Elle leur demande de les rendre à leur cadre de vie, à leur école, à leurs habitudes, mais aussi à leur stabilité et à leur tranquillité. Pour la responsable du BCEJ, un enfant ne peut être considéré comme un objet que l’on conserve pour faire souffrir l’autre parent. Il ne doit pas davantage devenir une arme de vengeance après une séparation ou un moyen de pression dans un conflit conjugal. L’enfant est avant tout une personne vulnérable, titulaire de droits, qui a besoin de sécurité, de repères et de stabilité.

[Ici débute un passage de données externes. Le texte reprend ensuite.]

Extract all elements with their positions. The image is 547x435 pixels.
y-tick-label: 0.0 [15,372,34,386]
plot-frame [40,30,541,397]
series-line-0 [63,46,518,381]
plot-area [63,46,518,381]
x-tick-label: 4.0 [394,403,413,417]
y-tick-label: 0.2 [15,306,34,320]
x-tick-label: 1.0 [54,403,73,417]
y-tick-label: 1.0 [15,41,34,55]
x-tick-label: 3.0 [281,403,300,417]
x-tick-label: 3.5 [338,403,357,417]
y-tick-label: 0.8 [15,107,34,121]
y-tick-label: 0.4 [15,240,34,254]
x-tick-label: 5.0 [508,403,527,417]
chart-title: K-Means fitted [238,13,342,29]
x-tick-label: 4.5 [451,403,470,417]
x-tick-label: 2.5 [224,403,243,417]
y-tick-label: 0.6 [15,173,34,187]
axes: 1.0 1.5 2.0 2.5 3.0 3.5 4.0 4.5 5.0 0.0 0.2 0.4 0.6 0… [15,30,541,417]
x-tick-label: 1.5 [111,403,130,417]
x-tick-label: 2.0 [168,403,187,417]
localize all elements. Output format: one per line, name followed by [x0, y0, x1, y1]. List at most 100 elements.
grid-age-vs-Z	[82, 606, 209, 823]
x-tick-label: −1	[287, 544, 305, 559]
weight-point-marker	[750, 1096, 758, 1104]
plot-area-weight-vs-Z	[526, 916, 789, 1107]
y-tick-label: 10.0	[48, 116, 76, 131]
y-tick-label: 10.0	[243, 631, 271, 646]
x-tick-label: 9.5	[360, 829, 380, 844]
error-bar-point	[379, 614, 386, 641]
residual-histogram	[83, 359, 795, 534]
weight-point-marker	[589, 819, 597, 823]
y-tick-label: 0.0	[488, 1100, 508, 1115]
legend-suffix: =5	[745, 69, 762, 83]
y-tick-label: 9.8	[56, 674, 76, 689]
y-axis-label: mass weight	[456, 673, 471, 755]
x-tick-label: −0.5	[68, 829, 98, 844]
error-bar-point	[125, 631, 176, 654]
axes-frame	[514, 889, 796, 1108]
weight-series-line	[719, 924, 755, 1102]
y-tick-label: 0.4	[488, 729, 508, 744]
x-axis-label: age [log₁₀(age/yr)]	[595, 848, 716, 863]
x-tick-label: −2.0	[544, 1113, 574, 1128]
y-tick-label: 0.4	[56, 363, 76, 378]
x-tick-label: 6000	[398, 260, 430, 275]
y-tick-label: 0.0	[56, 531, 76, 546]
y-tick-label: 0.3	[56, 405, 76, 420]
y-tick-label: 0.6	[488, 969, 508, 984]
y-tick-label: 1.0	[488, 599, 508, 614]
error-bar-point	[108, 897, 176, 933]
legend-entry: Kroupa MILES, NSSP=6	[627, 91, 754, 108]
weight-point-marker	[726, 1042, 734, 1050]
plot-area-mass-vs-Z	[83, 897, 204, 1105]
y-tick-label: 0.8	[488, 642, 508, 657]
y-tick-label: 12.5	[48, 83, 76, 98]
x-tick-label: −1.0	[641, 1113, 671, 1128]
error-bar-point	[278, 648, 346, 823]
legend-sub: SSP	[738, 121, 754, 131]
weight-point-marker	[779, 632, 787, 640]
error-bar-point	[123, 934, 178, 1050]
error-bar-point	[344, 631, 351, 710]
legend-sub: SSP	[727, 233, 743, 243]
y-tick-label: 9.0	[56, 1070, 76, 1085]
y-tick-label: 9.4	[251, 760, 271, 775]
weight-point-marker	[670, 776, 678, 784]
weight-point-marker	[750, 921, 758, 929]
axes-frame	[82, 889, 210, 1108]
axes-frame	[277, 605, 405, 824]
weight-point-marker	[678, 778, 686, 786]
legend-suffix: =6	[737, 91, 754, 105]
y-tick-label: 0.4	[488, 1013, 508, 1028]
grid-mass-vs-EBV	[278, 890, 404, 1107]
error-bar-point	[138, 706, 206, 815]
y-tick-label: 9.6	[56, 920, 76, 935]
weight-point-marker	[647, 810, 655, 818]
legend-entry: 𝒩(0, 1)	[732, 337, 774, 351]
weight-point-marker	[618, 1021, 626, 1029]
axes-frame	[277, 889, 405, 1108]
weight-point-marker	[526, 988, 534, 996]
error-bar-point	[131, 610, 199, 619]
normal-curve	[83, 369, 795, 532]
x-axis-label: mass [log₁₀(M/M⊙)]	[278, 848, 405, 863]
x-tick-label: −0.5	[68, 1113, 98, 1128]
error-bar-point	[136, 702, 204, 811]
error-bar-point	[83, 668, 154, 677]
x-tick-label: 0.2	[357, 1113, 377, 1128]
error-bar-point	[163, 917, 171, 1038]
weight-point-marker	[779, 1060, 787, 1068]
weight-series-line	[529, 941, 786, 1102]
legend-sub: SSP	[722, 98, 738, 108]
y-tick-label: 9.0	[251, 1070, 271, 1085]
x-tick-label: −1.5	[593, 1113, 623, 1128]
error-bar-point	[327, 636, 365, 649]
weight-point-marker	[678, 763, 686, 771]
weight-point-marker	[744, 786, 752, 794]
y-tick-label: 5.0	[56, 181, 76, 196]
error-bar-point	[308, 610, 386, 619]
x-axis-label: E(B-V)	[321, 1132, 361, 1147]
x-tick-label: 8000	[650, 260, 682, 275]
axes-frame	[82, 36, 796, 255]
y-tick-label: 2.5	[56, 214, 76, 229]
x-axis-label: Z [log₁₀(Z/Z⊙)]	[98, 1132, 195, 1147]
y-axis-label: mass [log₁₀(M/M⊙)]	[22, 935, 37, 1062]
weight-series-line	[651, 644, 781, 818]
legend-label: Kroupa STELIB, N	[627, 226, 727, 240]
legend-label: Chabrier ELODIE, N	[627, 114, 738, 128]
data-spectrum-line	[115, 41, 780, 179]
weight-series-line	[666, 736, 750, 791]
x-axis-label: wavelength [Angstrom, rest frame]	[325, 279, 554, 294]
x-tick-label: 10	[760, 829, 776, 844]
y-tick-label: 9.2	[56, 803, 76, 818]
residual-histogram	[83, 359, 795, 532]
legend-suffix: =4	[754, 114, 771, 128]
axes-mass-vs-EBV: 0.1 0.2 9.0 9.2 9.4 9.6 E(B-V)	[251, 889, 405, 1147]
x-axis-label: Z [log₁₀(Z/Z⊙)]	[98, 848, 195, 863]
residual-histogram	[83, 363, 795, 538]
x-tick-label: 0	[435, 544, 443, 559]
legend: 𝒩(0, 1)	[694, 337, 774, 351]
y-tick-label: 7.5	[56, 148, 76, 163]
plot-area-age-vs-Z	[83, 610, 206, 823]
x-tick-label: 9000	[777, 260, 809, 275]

Les conflits de garde doivent être réglés par les voies légales
Dans son message, Innocentia Apovo Monteiro rappelle également que les différends portant sur la garde, la résidence ou les modalités de visite doivent être soumis aux autorités compétentes. Elle met notamment en garde contre le détournement de la finalité du droit de visite ou d’hébergement. Lorsqu’une décision de justice fixe les modalités de garde, le refus de remettre l’enfant à la personne légalement habilitée à le réclamer peut, selon les circonstances et les dispositions applicables, entraîner des conséquences pénales. Pour elle, les désaccords entre adultes doivent donc être réglés par les voies de droit et non par la rétention de l’enfant.
« Vous déstabilisez votre propre enfant »
Innocentia Apovo Monteiro
L’un des passages les plus forts de son message s’adresse aux parents qui pourraient être tentés de retenir leur enfant afin de punir leur ancien conjoint. Innocentia Apovo Monteiro les invite à mesurer les conséquences d’un tel comportement : en voulant atteindre l’autre parent, c’est l’enfant lui-même qui risque d’être déstabilisé. Elle exhorte ainsi les parents à ne pas placer l’enfant au cœur de leur conflit, à ne pas le maintenir dans l’incertitude et surtout à ne pas lui faire porter le poids de leur séparation. L’enfant ne doit pas devenir l’otage des désaccords entre adultes.
L’intérêt supérieur de l’enfant au-dessus des querelles
À travers cet appel, la Directrice du BCEJ invite chaque parent concerné à faire, en cette période de rentrée scolaire, le choix de l’apaisement, du respect de la loi et de l’intérêt supérieur de l’enfant. L’enjeu est de permettre aux enfants de retrouver leur école, leurs habitudes et leurs repères dans les meilleures conditions possibles, sans être exposés aux tensions liées à la séparation de leurs parents. Le message d’Innocentia Apovo Monteiro se veut ainsi à la fois une mise en garde et un appel à la responsabilité parentale.
« Restituer un enfant à son cadre de vie, c’est le protéger. »
Une formule qui résume l’essentiel de son message en cette rentrée scolaire : les conflits d’adultes doivent rester entre adultes. L’enfant, lui, doit pouvoir retourner à l’école, retrouver ses repères et poursuivre sereinement son parcours.